The following script shows how specific codons can be located within a DNA
sequence.
#!/usr/bin/perl
$seq = "aacggacuaaauguaagcuacacuacgagcuacgaucacgacucaauaaggagcaaaa";
print $seq . "\n";
$pos = index($seq, "aug"); #starting sequence
$output="";
for($i=0; $i<$pos; $i++){
$output .= " ";
}
$output .= "^";
$p2 = rindex($seq, "uaa"); #stop sequence
$pos = $p2-$pos-1;
for($i=0; $i<$pos; $i++){
$output .= " ";
}
$output .= "^";
print $output . "\n";
The index function returns the location of the pattern specified as the
second argument. The rindex function does more or less the same thing except
it searches from the right end of the string.

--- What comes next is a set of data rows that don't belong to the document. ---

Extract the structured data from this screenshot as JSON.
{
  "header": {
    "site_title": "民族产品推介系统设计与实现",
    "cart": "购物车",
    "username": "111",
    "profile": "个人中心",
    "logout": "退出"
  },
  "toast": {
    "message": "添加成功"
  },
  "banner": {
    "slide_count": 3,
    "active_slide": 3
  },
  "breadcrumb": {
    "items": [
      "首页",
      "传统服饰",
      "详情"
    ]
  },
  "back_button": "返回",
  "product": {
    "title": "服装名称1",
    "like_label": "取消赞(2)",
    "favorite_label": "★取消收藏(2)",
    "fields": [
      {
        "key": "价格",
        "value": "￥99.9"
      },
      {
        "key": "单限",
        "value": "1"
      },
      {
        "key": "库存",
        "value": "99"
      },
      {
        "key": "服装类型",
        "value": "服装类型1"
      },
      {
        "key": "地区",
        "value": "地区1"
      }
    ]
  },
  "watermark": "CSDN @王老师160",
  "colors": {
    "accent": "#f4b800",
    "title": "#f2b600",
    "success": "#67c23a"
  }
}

The following example shows how to insert using the substr function.
#!/usr/bin/perl
$str = "xxxxxx";
print "ORIGINAL: $str\n";
substr($str, 3,0) = "VVV";
print "INSERT W/O OVERWRITE: $str\n";
substr($str, 3, 3) = "WWW";
print "INSERT WITH OVERWRITE: $str\n";
Notice that you can overwrite or not overwrite depending on what you do with
the third variable.
ASSIGNMENT:
Write a script which allows the user to insert a string into another string
before or after a user defined pattern. When the script first begins prompt
the user to enter an initial string. Next enter a loop which prompts the
user for the following input:
- Action: insert before, insert after, or quit
- Pattern: The location to insert the input
- Input: The string to be inserted
As the script writer you can create your own command symbols (just make sure
that they are documented so the user can figure out what to do without you
standing there providing that information). Make sure that the modified
string is displayed following each loop iteration.